In my research I rely on already prepared datasets like the „Deutscher Wortschatz“ project. There they have already done the hard work and present high quality lists of synonyms, antonyms, polysemic terms etc. This project i.a. provides an interface access via soap. A Database for the English language is Wordnet, e.g..

If you do not want to use a precalculated set or cannot afford it I suggest you go with amirouche's approach and primitive-word representations. Building them by word is tedious and labour-intensive, yet the most viable approach.

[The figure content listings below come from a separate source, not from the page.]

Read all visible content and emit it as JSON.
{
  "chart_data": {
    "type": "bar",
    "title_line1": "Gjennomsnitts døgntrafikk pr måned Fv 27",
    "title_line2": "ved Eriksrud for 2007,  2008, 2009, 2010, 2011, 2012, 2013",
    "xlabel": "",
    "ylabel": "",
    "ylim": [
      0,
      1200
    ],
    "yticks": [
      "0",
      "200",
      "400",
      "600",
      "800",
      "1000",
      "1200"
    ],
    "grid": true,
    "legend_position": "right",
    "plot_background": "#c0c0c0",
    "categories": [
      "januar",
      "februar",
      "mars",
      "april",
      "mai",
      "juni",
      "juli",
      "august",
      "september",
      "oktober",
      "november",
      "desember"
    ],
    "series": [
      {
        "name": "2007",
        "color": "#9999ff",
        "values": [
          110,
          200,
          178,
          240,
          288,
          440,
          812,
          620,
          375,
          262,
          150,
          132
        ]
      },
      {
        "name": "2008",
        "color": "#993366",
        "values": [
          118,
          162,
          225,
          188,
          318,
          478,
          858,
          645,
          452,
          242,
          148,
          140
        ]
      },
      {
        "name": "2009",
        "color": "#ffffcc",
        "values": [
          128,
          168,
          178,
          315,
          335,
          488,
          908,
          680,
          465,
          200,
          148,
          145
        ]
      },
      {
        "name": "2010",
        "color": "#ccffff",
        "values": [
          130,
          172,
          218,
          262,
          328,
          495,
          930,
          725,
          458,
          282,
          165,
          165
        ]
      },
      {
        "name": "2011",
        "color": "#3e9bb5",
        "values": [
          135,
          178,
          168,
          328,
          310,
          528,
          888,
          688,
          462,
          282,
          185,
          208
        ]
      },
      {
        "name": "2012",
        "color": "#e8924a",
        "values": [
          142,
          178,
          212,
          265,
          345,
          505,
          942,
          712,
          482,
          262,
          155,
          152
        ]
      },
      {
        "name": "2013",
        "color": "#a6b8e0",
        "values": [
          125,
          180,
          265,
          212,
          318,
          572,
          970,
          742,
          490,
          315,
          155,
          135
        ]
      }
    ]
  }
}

Every other method which comes to my mind is definitely way more complex. Just see the other answers or the state-of-the-art approach taken from „Text Mining, Wissensrohstoff Text“ by G. Heyer, U. Quasthoff and T. Wittig, like clustering on word forms via (1) identification of characteristic features (index-terms), (2) Creation of Term-Sentence-Matrix and choosing a weighting for calculating a term-term-matrix, (3) choosing a similarity measure and running it on your term-term-matrix and finally (4) pick and run a clustering algorithm.

I would you suggest you mark amirouche's post as a correct answer because this is so far the best and most practicable way of doing things (I know of).